Seahawks regret how longtime LB Bobby Wagner learned of his release

The Seattle Seahawks cut ties with Bobby Wagner last week after a decade with the team. On Wednesday, general manager John Schneider and coach Pete Carroll offered regrets over how the departure went down.

Wagner tweeted last Friday of his release: "Crazy part about all this. I played there for 10 years & I didn't even hear it from them that I wasn't coming back."

Schneider and Carroll both attempted to take blame for not communicating with Wagner before news of his release leaked.

"Yeah, that's on me. I own that," Schneider said, via ESPN.

Carroll tried to interrupt, but Schneider insisted upon shouldering the blame.

"No, it really is [on me]," the GM said. "I wish I could have handled things better in that regard from a communication standpoint. I owe it to him. The organization owes it to him."

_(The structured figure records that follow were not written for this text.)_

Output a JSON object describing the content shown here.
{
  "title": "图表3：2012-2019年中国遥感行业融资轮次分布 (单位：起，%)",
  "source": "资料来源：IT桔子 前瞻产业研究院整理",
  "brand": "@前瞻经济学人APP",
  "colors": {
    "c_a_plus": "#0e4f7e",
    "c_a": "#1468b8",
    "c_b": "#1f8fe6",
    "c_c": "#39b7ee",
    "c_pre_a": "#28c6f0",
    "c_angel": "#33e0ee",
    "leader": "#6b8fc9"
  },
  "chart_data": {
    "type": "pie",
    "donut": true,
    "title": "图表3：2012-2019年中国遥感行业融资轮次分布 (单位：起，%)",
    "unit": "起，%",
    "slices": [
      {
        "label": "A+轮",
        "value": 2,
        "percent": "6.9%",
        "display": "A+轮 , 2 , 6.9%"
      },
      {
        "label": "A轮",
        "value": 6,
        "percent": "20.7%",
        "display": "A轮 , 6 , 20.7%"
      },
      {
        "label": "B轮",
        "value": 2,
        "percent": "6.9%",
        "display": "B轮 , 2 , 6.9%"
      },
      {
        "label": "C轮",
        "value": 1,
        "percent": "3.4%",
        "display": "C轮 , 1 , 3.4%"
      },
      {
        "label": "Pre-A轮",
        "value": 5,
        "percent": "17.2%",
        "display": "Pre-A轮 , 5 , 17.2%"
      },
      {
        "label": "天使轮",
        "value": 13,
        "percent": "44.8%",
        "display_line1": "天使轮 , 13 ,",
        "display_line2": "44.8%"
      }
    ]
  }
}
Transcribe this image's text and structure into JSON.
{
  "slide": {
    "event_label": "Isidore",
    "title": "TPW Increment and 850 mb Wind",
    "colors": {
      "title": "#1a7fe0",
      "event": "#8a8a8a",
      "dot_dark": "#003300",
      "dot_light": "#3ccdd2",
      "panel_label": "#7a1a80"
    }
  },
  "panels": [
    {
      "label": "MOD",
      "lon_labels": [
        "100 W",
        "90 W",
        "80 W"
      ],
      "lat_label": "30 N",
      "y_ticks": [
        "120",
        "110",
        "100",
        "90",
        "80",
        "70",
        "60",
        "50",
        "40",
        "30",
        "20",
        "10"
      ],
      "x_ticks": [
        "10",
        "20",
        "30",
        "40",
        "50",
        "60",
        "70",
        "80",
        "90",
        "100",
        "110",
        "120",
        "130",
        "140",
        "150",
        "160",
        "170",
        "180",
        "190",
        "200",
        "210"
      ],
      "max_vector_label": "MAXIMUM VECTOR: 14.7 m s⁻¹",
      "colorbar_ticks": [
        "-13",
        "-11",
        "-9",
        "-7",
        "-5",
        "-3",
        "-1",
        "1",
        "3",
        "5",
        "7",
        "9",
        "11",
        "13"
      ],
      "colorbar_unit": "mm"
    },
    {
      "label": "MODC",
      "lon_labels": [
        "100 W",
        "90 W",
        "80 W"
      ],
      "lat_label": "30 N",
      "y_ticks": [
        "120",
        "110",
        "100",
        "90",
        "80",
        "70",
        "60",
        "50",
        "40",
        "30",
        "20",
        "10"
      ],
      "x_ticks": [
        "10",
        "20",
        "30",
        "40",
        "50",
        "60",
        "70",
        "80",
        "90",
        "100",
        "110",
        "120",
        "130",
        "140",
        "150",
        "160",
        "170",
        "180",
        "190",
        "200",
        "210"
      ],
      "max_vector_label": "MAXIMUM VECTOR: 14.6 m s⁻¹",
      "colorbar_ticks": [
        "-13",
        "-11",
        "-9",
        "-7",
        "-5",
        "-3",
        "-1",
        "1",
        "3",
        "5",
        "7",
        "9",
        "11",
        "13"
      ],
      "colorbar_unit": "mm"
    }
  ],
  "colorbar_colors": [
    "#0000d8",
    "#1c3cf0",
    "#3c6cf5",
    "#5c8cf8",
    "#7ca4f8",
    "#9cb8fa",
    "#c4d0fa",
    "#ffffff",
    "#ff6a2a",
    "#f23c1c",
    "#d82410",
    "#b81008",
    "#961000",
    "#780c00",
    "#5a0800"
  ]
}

Added Carroll: "I'm guilty, too, because I didn't want it to happen. I wanted Bobby to stay with us forever, and so I kept encouraging John, 'Let's see what all the options could possibly be so maybe there's a way out that we don't have to do this.' So each day was crucial as we were drawing closer to it. And then really, it seemed like when Russell's news went out, then everything hit the fan kind of thing. We were supposed to meet with Bobby a couple of days after that, and the timing just didn't work out right. I regret that we didn't do a better job timing-wise.

"I don't know how he heard. You all were talking about it left and right, and then your articles were all over the internet and everything about [the possibility of Wagner being released], so the suggestions were out. But ... it's a hard deal. It's really hard."

A six-time All-Pro, eight-time Pro Bowler and Super Bowl champion, Wagner deserved the end of his run in Seattle to be handled with more sincerity.

Schneider laid part of the blame for the miscommunication on Wagner representing himself as a factor in complicating the issue. The GM has dealt with players representing themselves in negotiations in the past, namely Richard Sherman and Russell Okung.

"It's always somewhat awkward when a player represents himself," Schneider said. "We've had some very high-profile individuals represent themselves here, and you never know exactly what's going to happen at the end of the day. So to approach somebody and say, 'There may be a possible trade. Would you consider this?' And then that player comes back to you, that's not a good situation. So from a timing standpoint, I wish I would have handled things differently."